Paul's Testimony before Agrippa

First-Century Jewish Traditions

You are an expert in all the customs and controversies of the Jews (Acts 26:3).

One Jewish custom that Agrippa would have known was the use of tefillin or phylacteries. The wearing of phylacteries on the head and arms comes from a literal interpretation of Deuteronomy 6:8, “And thou shalt bind them for a sign upon thy hand, and they shall be for frontlets between thine eyes.” Devout Jewish men today still wear them during morning prayers. Though these phylacteries are modern examples, phylacteries have been discovered from the time of Jesus. In fact, he references their use in Matthew 23:5.

The Resurrection

Why is it considered unbelievable among you if God raises the dead? (Acts 26:8)

The Church of the Holy Sepulcher is a magnificent structure built over the traditional locations of the crucifixion and tomb of Christ. The Edicule, the small structure shown here beneath the dome, was constructed directly over what remains of the tomb. Recent studies support the historicity of the tomb’s tradition to the extent that such a tradition can be substantiated, making it the likeliest spot of Jesus’s burial and resurrection.

Saul's Persecution of the Nazarene

I thought I should do many things opposing the name of Jesus of Nazareth (Acts 26:9).

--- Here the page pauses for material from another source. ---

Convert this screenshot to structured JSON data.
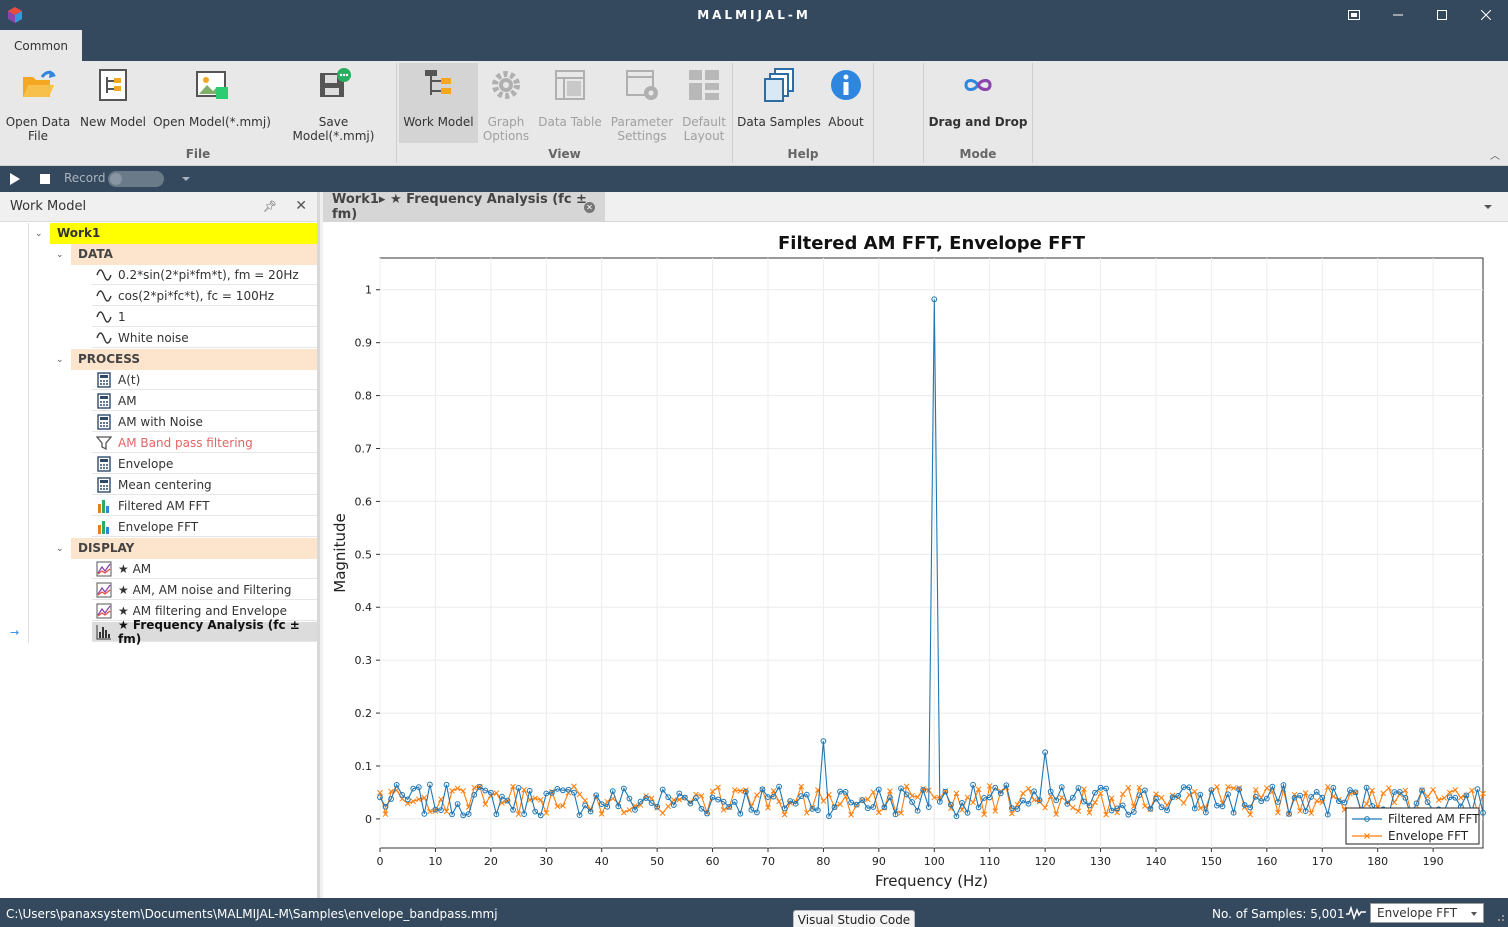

Jesus’s enemies did not refer to him as the Messiah (Gk. Christ), but rather by the place where he came from. Given Nazareth’s apparently low status (cf. John 1:46), this was probably intended as a pejorative expression. The aerial view shown here indicates the size of the modern town. The tall building in the center of the photo is the Church of the Annunciation, which commemorates the announcement to Mary.

Hunting in the Synagogues

I punished them frequently in all the synagogues and tried to make them blaspheme (Acts 26:11).

Paul pursued the new Christians with great zeal. His reference to “all the synagogues” reflects the fact that the early church consisted mainly of Jews, and the natural place they met was in synagogues (cf. James 2:2). The synagogue pictured here post-dates the persecutions of Paul, but it is a synagogue that stood in the Golan Heights, an area where he was active and that was on the route to Damascus (cf. Acts 9:2).


It is hard for you to kick against the goads (Acts 26:14).

The goad was a long stick, like the one held by the man in this illustration, used to prod the livestock forward during plowing. This imagery was known in the Greek and Jewish literature of the time. For example, the apocryphal Psalms of Solomon 16:4 reads, “He pricked me like a horse goad at his watch; my savior and protector saved me at every point.” Just as the animal pulling the plow cannot escape the bothersome prodding of the goad except by complying with the wishes of the plowman, Saul’s only option on being confronted by Jesus was obedience.